The Germans now seem to be prepared to underwrite the debts of its partners in the zone, up to a point. The residents of London subsidise those in Newcastle because both sides accept England as a single country. Even so, it’s an extremely uncomfortable bargain which decades of regional policy have failed to fix. The eurozone is the same, only more so, thanks to different languages, the reluctance of the citizens to consider themselves European, and the massive, growing gap between north and south. German productivity has raced ahead in the decade of the euro’s existence, while that of Italy, Spain and Greece has stagnated.

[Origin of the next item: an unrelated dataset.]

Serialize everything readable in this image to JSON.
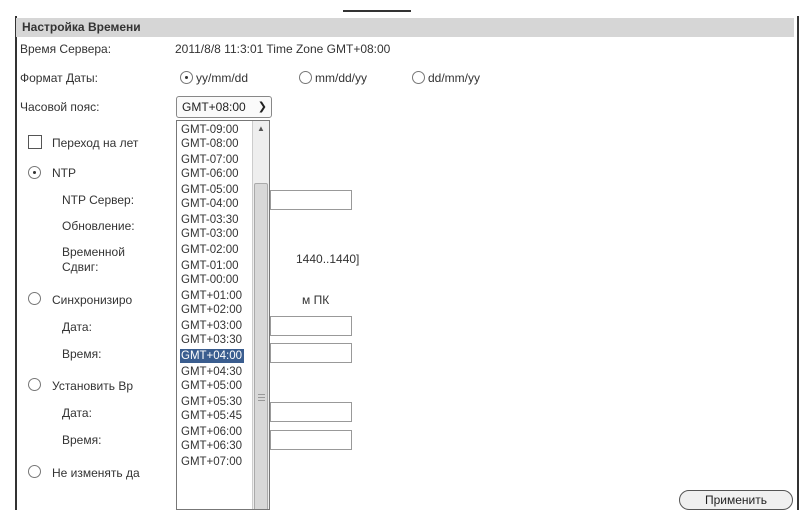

To force austerity onto these countries now is highly dangerous; after all, if the Italian government has no democratic legitimacy, another group, say the military, might decide that its own claim is as good as that of the bankers.

The banking crisis was “solved” by massive injections of public money from the shareholders and, when they wouldn’t pay, from the host governments. Now the host governments have run out of the ability to borrow, the European Central Bank and those countries which can still do so plan to step into the trillion euro gap. What happens when their creditworthiness runs out?